Emergency room etiquettePosted: November 2, 2010
For those of you who have never had a kidney stone, congratulations. I never knew how bad I could hurt until my first. I’ve had three. Three, just so I will never forget how badly I can hurt.
While I was going through my last kidney stone/emergency room experience, I had a lot of thoughts. I’m pretty sure a lot of them were brought on by the endorphins my body was cranking out to keep me from having to be peeled off the ceiling.
Sitting there waiting, I could not help wondering what the other people were there for. Still, it is considered bad form to do something akin to the jailhouse “what are you in for” thing with your fellow ER waiting room occupants. I think that is a shame. I’d have had no problem telling someone who asked that I had a kidney stone. Why do we go through this charade of acting like we don’t want to know?

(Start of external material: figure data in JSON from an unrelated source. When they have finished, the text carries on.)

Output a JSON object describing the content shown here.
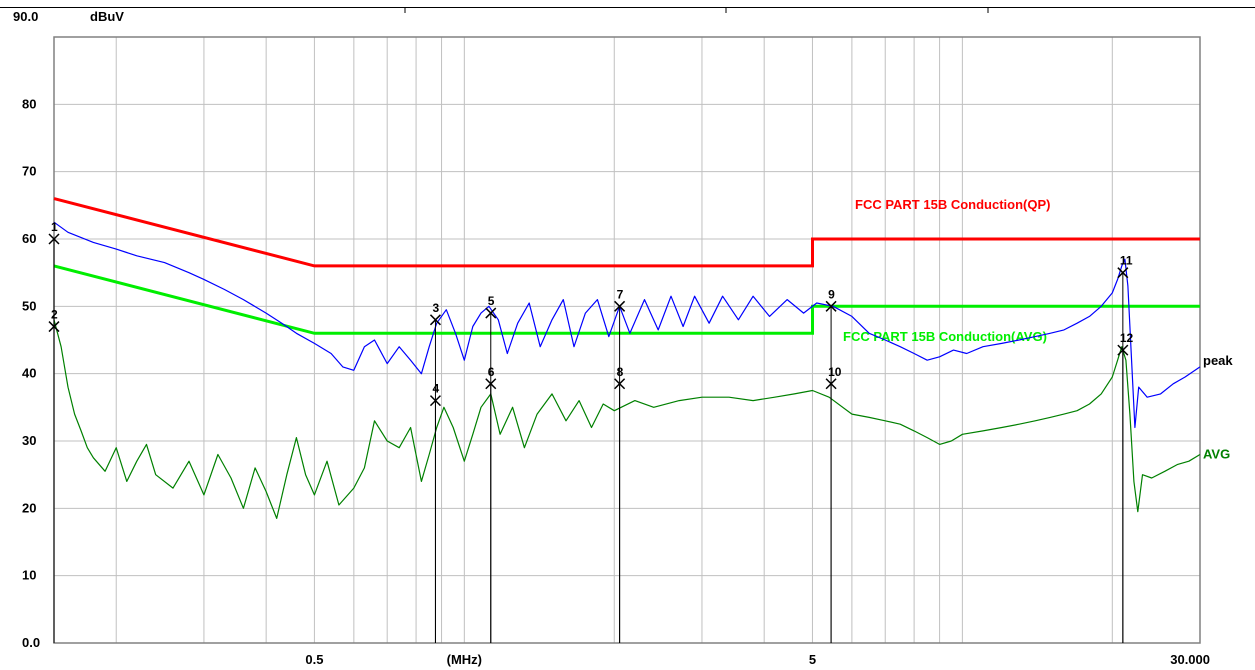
{
  "chart_data": {
    "type": "line",
    "title": "",
    "xlabel": "(MHz)",
    "ylabel": "dBuV",
    "xscale": "log",
    "xlim": [
      0.15,
      30.0
    ],
    "ylim": [
      0.0,
      90.0
    ],
    "yticks": [
      "0.0",
      "10",
      "20",
      "30",
      "40",
      "50",
      "60",
      "70",
      "80",
      "90.0"
    ],
    "xtick_labels": [
      {
        "x": 0.5,
        "label": "0.5"
      },
      {
        "x": 1.0,
        "label": "(MHz)"
      },
      {
        "x": 5.0,
        "label": "5"
      },
      {
        "x": 30.0,
        "label": "30.000"
      }
    ],
    "grid": true,
    "colors": {
      "qp_limit": "#ff0000",
      "avg_limit": "#00ee00",
      "peak": "#0000ff",
      "avg": "#008000",
      "grid": "#c0c0c0",
      "frame": "#808080"
    },
    "limits": [
      {
        "name": "FCC PART 15B Conduction(QP)",
        "color": "#ff0000",
        "points": [
          [
            0.15,
            66.0
          ],
          [
            0.5,
            56.0
          ],
          [
            5.0,
            56.0
          ],
          [
            5.0,
            60.0
          ],
          [
            30.0,
            60.0
          ]
        ]
      },
      {
        "name": "FCC PART 15B Conduction(AVG)",
        "color": "#00ee00",
        "points": [
          [
            0.15,
            56.0
          ],
          [
            0.5,
            46.0
          ],
          [
            5.0,
            46.0
          ],
          [
            5.0,
            50.0
          ],
          [
            30.0,
            50.0
          ]
        ]
      }
    ],
    "series": [
      {
        "name": "peak",
        "color": "#0000ff",
        "points": [
          [
            0.15,
            62.5
          ],
          [
            0.16,
            61.0
          ],
          [
            0.18,
            59.5
          ],
          [
            0.2,
            58.5
          ],
          [
            0.22,
            57.5
          ],
          [
            0.25,
            56.5
          ],
          [
            0.28,
            55.0
          ],
          [
            0.3,
            54.0
          ],
          [
            0.33,
            52.5
          ],
          [
            0.36,
            51.0
          ],
          [
            0.4,
            49.0
          ],
          [
            0.43,
            47.5
          ],
          [
            0.46,
            46.0
          ],
          [
            0.5,
            44.5
          ],
          [
            0.54,
            43.0
          ],
          [
            0.57,
            41.0
          ],
          [
            0.6,
            40.5
          ],
          [
            0.63,
            44.0
          ],
          [
            0.66,
            45.0
          ],
          [
            0.7,
            41.5
          ],
          [
            0.74,
            44.0
          ],
          [
            0.78,
            42.0
          ],
          [
            0.82,
            40.0
          ],
          [
            0.85,
            44.0
          ],
          [
            0.88,
            47.5
          ],
          [
            0.92,
            49.5
          ],
          [
            0.96,
            46.0
          ],
          [
            1.0,
            42.0
          ],
          [
            1.04,
            47.0
          ],
          [
            1.08,
            49.0
          ],
          [
            1.12,
            50.0
          ],
          [
            1.17,
            48.0
          ],
          [
            1.22,
            43.0
          ],
          [
            1.28,
            47.5
          ],
          [
            1.35,
            50.5
          ],
          [
            1.42,
            44.0
          ],
          [
            1.5,
            48.0
          ],
          [
            1.58,
            51.0
          ],
          [
            1.66,
            44.0
          ],
          [
            1.75,
            49.0
          ],
          [
            1.85,
            51.0
          ],
          [
            1.95,
            45.5
          ],
          [
            2.05,
            50.0
          ],
          [
            2.15,
            46.0
          ],
          [
            2.3,
            51.0
          ],
          [
            2.45,
            46.5
          ],
          [
            2.6,
            51.5
          ],
          [
            2.75,
            47.0
          ],
          [
            2.9,
            51.5
          ],
          [
            3.1,
            47.5
          ],
          [
            3.3,
            51.5
          ],
          [
            3.55,
            48.0
          ],
          [
            3.8,
            51.5
          ],
          [
            4.1,
            48.5
          ],
          [
            4.45,
            51.0
          ],
          [
            4.8,
            49.0
          ],
          [
            5.1,
            50.5
          ],
          [
            5.5,
            50.0
          ],
          [
            6.0,
            48.5
          ],
          [
            6.5,
            46.0
          ],
          [
            7.0,
            45.0
          ],
          [
            7.5,
            44.0
          ],
          [
            8.0,
            43.0
          ],
          [
            8.5,
            42.0
          ],
          [
            9.0,
            42.5
          ],
          [
            9.6,
            43.5
          ],
          [
            10.2,
            43.0
          ],
          [
            11.0,
            44.0
          ],
          [
            12.0,
            44.5
          ],
          [
            13.0,
            45.0
          ],
          [
            14.0,
            45.5
          ],
          [
            15.0,
            46.0
          ],
          [
            16.0,
            46.5
          ],
          [
            17.0,
            47.5
          ],
          [
            18.0,
            48.5
          ],
          [
            19.0,
            50.0
          ],
          [
            20.0,
            52.0
          ],
          [
            20.5,
            54.0
          ],
          [
            20.9,
            56.0
          ],
          [
            21.2,
            57.0
          ],
          [
            21.5,
            53.0
          ],
          [
            21.8,
            44.0
          ],
          [
            22.2,
            32.0
          ],
          [
            22.6,
            38.0
          ],
          [
            23.5,
            36.5
          ],
          [
            25.0,
            37.0
          ],
          [
            26.5,
            38.5
          ],
          [
            28.0,
            39.5
          ],
          [
            30.0,
            41.0
          ]
        ]
      },
      {
        "name": "AVG",
        "color": "#008000",
        "points": [
          [
            0.15,
            48.0
          ],
          [
            0.155,
            44.0
          ],
          [
            0.16,
            38.0
          ],
          [
            0.165,
            34.0
          ],
          [
            0.17,
            31.5
          ],
          [
            0.175,
            29.0
          ],
          [
            0.18,
            27.5
          ],
          [
            0.19,
            25.5
          ],
          [
            0.2,
            29.0
          ],
          [
            0.21,
            24.0
          ],
          [
            0.22,
            27.0
          ],
          [
            0.23,
            29.5
          ],
          [
            0.24,
            25.0
          ],
          [
            0.26,
            23.0
          ],
          [
            0.28,
            27.0
          ],
          [
            0.3,
            22.0
          ],
          [
            0.32,
            28.0
          ],
          [
            0.34,
            24.5
          ],
          [
            0.36,
            20.0
          ],
          [
            0.38,
            26.0
          ],
          [
            0.4,
            22.5
          ],
          [
            0.42,
            18.5
          ],
          [
            0.44,
            25.0
          ],
          [
            0.46,
            30.5
          ],
          [
            0.48,
            25.0
          ],
          [
            0.5,
            22.0
          ],
          [
            0.53,
            27.0
          ],
          [
            0.56,
            20.5
          ],
          [
            0.6,
            23.0
          ],
          [
            0.63,
            26.0
          ],
          [
            0.66,
            33.0
          ],
          [
            0.7,
            30.0
          ],
          [
            0.74,
            29.0
          ],
          [
            0.78,
            32.0
          ],
          [
            0.82,
            24.0
          ],
          [
            0.85,
            28.0
          ],
          [
            0.88,
            32.0
          ],
          [
            0.91,
            35.0
          ],
          [
            0.95,
            32.0
          ],
          [
            1.0,
            27.0
          ],
          [
            1.04,
            31.0
          ],
          [
            1.08,
            35.0
          ],
          [
            1.13,
            37.0
          ],
          [
            1.18,
            31.0
          ],
          [
            1.25,
            35.0
          ],
          [
            1.32,
            29.0
          ],
          [
            1.4,
            34.0
          ],
          [
            1.5,
            37.0
          ],
          [
            1.6,
            33.0
          ],
          [
            1.7,
            36.0
          ],
          [
            1.8,
            32.0
          ],
          [
            1.9,
            35.5
          ],
          [
            2.0,
            34.5
          ],
          [
            2.2,
            36.0
          ],
          [
            2.4,
            35.0
          ],
          [
            2.7,
            36.0
          ],
          [
            3.0,
            36.5
          ],
          [
            3.4,
            36.5
          ],
          [
            3.8,
            36.0
          ],
          [
            4.2,
            36.5
          ],
          [
            4.6,
            37.0
          ],
          [
            5.0,
            37.5
          ],
          [
            5.4,
            36.5
          ],
          [
            6.0,
            34.0
          ],
          [
            6.5,
            33.5
          ],
          [
            7.0,
            33.0
          ],
          [
            7.5,
            32.5
          ],
          [
            8.0,
            31.5
          ],
          [
            8.5,
            30.5
          ],
          [
            9.0,
            29.5
          ],
          [
            9.5,
            30.0
          ],
          [
            10.0,
            31.0
          ],
          [
            11.0,
            31.5
          ],
          [
            12.0,
            32.0
          ],
          [
            13.0,
            32.5
          ],
          [
            14.0,
            33.0
          ],
          [
            15.0,
            33.5
          ],
          [
            16.0,
            34.0
          ],
          [
            17.0,
            34.5
          ],
          [
            18.0,
            35.5
          ],
          [
            19.0,
            37.0
          ],
          [
            20.0,
            39.5
          ],
          [
            20.5,
            42.0
          ],
          [
            20.9,
            44.0
          ],
          [
            21.3,
            42.0
          ],
          [
            21.7,
            34.0
          ],
          [
            22.1,
            24.0
          ],
          [
            22.5,
            19.5
          ],
          [
            23.0,
            25.0
          ],
          [
            24.0,
            24.5
          ],
          [
            25.5,
            25.5
          ],
          [
            27.0,
            26.5
          ],
          [
            28.5,
            27.0
          ],
          [
            30.0,
            28.0
          ]
        ]
      }
    ],
    "markers": [
      {
        "id": "1",
        "x": 0.15,
        "y": 60.0
      },
      {
        "id": "2",
        "x": 0.15,
        "y": 47.0
      },
      {
        "id": "3",
        "x": 0.875,
        "y": 48.0
      },
      {
        "id": "4",
        "x": 0.875,
        "y": 36.0
      },
      {
        "id": "5",
        "x": 1.13,
        "y": 49.0
      },
      {
        "id": "6",
        "x": 1.13,
        "y": 38.5
      },
      {
        "id": "7",
        "x": 2.05,
        "y": 50.0
      },
      {
        "id": "8",
        "x": 2.05,
        "y": 38.5
      },
      {
        "id": "9",
        "x": 5.45,
        "y": 50.0
      },
      {
        "id": "10",
        "x": 5.45,
        "y": 38.5
      },
      {
        "id": "11",
        "x": 21.0,
        "y": 55.0
      },
      {
        "id": "12",
        "x": 21.0,
        "y": 43.5
      }
    ]
  }
}
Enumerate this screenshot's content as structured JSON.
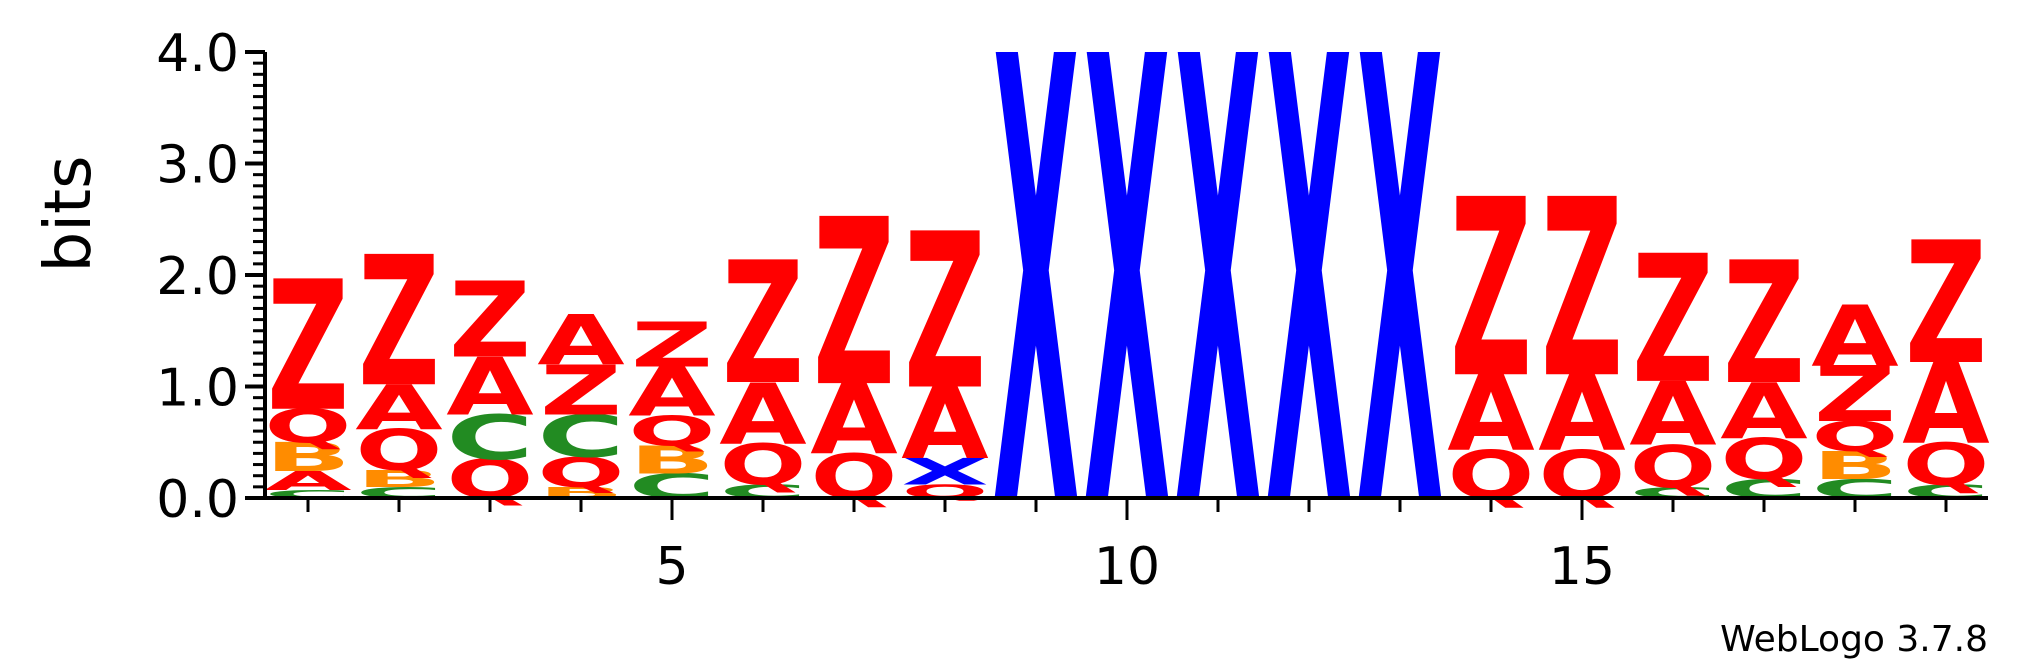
{
  "chart_data": {
    "type": "sequence-logo",
    "ylabel": "bits",
    "ylim": [
      0,
      4.0
    ],
    "yticks": [
      "0.0",
      "1.0",
      "2.0",
      "3.0",
      "4.0"
    ],
    "xticks": [
      5,
      10,
      15
    ],
    "footer": "WebLogo 3.7.8",
    "colors": {
      "Z": "#ff0000",
      "A": "#ff0000",
      "Q": "#ff0000",
      "B": "#ff8c00",
      "C": "#228b22",
      "X": "#0000ff"
    },
    "positions": [
      {
        "pos": 1,
        "stack": [
          [
            "C",
            0.07
          ],
          [
            "A",
            0.17
          ],
          [
            "B",
            0.26
          ],
          [
            "Q",
            0.3
          ],
          [
            "Z",
            1.17
          ]
        ]
      },
      {
        "pos": 2,
        "stack": [
          [
            "C",
            0.1
          ],
          [
            "B",
            0.15
          ],
          [
            "Q",
            0.37
          ],
          [
            "A",
            0.4
          ],
          [
            "Z",
            1.17
          ]
        ]
      },
      {
        "pos": 3,
        "stack": [
          [
            "Q",
            0.35
          ],
          [
            "C",
            0.4
          ],
          [
            "A",
            0.52
          ],
          [
            "Z",
            0.68
          ]
        ]
      },
      {
        "pos": 4,
        "stack": [
          [
            "B",
            0.1
          ],
          [
            "Q",
            0.27
          ],
          [
            "C",
            0.38
          ],
          [
            "Z",
            0.45
          ],
          [
            "A",
            0.45
          ]
        ]
      },
      {
        "pos": 5,
        "stack": [
          [
            "C",
            0.22
          ],
          [
            "B",
            0.25
          ],
          [
            "Q",
            0.27
          ],
          [
            "A",
            0.44
          ],
          [
            "Z",
            0.4
          ]
        ]
      },
      {
        "pos": 6,
        "stack": [
          [
            "C",
            0.12
          ],
          [
            "Q",
            0.37
          ],
          [
            "A",
            0.55
          ],
          [
            "Z",
            1.1
          ]
        ]
      },
      {
        "pos": 7,
        "stack": [
          [
            "Q",
            0.4
          ],
          [
            "A",
            0.63
          ],
          [
            "Z",
            1.5
          ]
        ]
      },
      {
        "pos": 8,
        "stack": [
          [
            "Q",
            0.12
          ],
          [
            "X",
            0.24
          ],
          [
            "A",
            0.64
          ],
          [
            "Z",
            1.4
          ]
        ]
      },
      {
        "pos": 9,
        "stack": [
          [
            "X",
            4.0
          ]
        ]
      },
      {
        "pos": 10,
        "stack": [
          [
            "X",
            4.0
          ]
        ]
      },
      {
        "pos": 11,
        "stack": [
          [
            "X",
            4.0
          ]
        ]
      },
      {
        "pos": 12,
        "stack": [
          [
            "X",
            4.0
          ]
        ]
      },
      {
        "pos": 13,
        "stack": [
          [
            "X",
            4.0
          ]
        ]
      },
      {
        "pos": 14,
        "stack": [
          [
            "Q",
            0.43
          ],
          [
            "A",
            0.68
          ],
          [
            "Z",
            1.6
          ]
        ]
      },
      {
        "pos": 15,
        "stack": [
          [
            "Q",
            0.43
          ],
          [
            "A",
            0.68
          ],
          [
            "Z",
            1.6
          ]
        ]
      },
      {
        "pos": 16,
        "stack": [
          [
            "C",
            0.1
          ],
          [
            "Q",
            0.38
          ],
          [
            "A",
            0.57
          ],
          [
            "Z",
            1.15
          ]
        ]
      },
      {
        "pos": 17,
        "stack": [
          [
            "C",
            0.17
          ],
          [
            "Q",
            0.37
          ],
          [
            "A",
            0.5
          ],
          [
            "Z",
            1.1
          ]
        ]
      },
      {
        "pos": 18,
        "stack": [
          [
            "C",
            0.17
          ],
          [
            "B",
            0.25
          ],
          [
            "Q",
            0.27
          ],
          [
            "Z",
            0.5
          ],
          [
            "A",
            0.55
          ]
        ]
      },
      {
        "pos": 19,
        "stack": [
          [
            "C",
            0.12
          ],
          [
            "Q",
            0.38
          ],
          [
            "A",
            0.72
          ],
          [
            "Z",
            1.1
          ]
        ]
      }
    ]
  }
}
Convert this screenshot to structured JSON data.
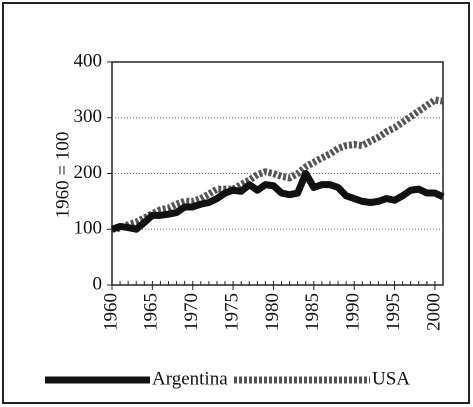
{
  "chart_data": {
    "type": "line",
    "ylabel": "1960 = 100",
    "x": [
      1960,
      1961,
      1962,
      1963,
      1964,
      1965,
      1966,
      1967,
      1968,
      1969,
      1970,
      1971,
      1972,
      1973,
      1974,
      1975,
      1976,
      1977,
      1978,
      1979,
      1980,
      1981,
      1982,
      1983,
      1984,
      1985,
      1986,
      1987,
      1988,
      1989,
      1990,
      1991,
      1992,
      1993,
      1994,
      1995,
      1996,
      1997,
      1998,
      1999,
      2000,
      2001
    ],
    "series": [
      {
        "name": "Argentina",
        "color": "#111111",
        "values": [
          100,
          105,
          103,
          100,
          112,
          125,
          125,
          127,
          130,
          140,
          140,
          145,
          148,
          155,
          165,
          170,
          168,
          180,
          170,
          180,
          178,
          165,
          162,
          165,
          200,
          175,
          180,
          180,
          175,
          160,
          155,
          150,
          148,
          150,
          155,
          152,
          160,
          170,
          172,
          165,
          165,
          158
        ]
      },
      {
        "name": "USA",
        "color": "#555555",
        "values": [
          100,
          102,
          108,
          113,
          120,
          128,
          135,
          138,
          145,
          150,
          150,
          155,
          163,
          172,
          172,
          172,
          180,
          188,
          198,
          203,
          200,
          195,
          192,
          200,
          212,
          220,
          228,
          235,
          245,
          250,
          252,
          250,
          258,
          265,
          275,
          282,
          292,
          302,
          312,
          322,
          332,
          330
        ]
      }
    ],
    "xlim": [
      1960,
      2001
    ],
    "xticks": [
      1960,
      1965,
      1970,
      1975,
      1980,
      1985,
      1990,
      1995,
      2000
    ],
    "ylim": [
      0,
      400
    ],
    "yticks": [
      0,
      100,
      200,
      300,
      400
    ],
    "grid": true,
    "legend": "bottom"
  }
}
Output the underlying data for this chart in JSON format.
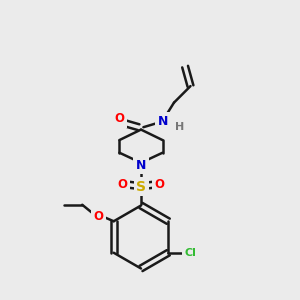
{
  "background_color": "#ebebeb",
  "bond_color": "#1a1a1a",
  "atom_colors": {
    "O": "#ff0000",
    "N": "#0000cc",
    "S": "#ccaa00",
    "Cl": "#33bb33",
    "C": "#1a1a1a",
    "H": "#777777"
  },
  "figsize": [
    3.0,
    3.0
  ],
  "dpi": 100
}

I hope this is my last kidney stone for a long time. In the event its not, I am going to stagger in to the emergency room, fill out my form and fall into a chair. Then I’m going to look at the person next to me and say “kidney stone, how about you?” I think someone has to break the ice. I wish each of you well, but if you end up in the ER before me, please consider being that ice breaker.
I Go Backstage At The Hospital
I was triaged, put on a gurney, rolled back into a room and given a sufficient quantity of controlled substances to keep me out of pain. It was decided that I was going down the hall for a CAT scan.
I’ve been rolled around in hospitals before, but for whatever reason it never occurred to me that I might want to greet my fellow patients as we crossed paths being shuttled around the building.
Yesterday, it seemed to me that I ought to do that. I mean, really, why wouldn’t I? I wave at neighbors as we cross paths entering and leaving the neighborhood. I see people on Harleys wave at one another as they pass. The teller at the bank always greets me, but she doesn’t really know me. Yes, it made all the sense in the world to do it.
I Execute The Plan
On my way to the CAT scan, I was disappointed that I didn’t see another patient and wasn’t able to put my plan into action. Following the test, I was put in the hall until someone could come get me. I waited a few minutes. Finally, another patient came rolling around the corner on his gurney, being pushed by hospital staff.
I nodded and waved as he approached. He didn’t reciprocate. Somehow that made me more determined. It is possible that by it making me more determined that what I really mean is it made the controlled substances running through my veins more determined.
I went with “what are you in for?” He wasn’t saying. He just looked at me like I’d lost my mind. Perhaps I had. I went on and told him I was heading back to my room now and asked if I could deliver a message for him to anyone on the outside. He just looked at me and shook his head no.
When I was wheeled back into my room, Mrs. O was just returning from calling the Omawari-son to update him on my status. I told her of my attempt to remake hospital society. She apologized to the man who had brought me back. Sometimes, when you are an innovator, it is hard for people who see you every day to recognize it.
I don’t think the guy I spoke to is going to take the idea and run with it. I hope we all can stay healthy and don’t cross paths in an ER. If you find yourself there and someone attempts inter-gurney communication, it is me. Say hello.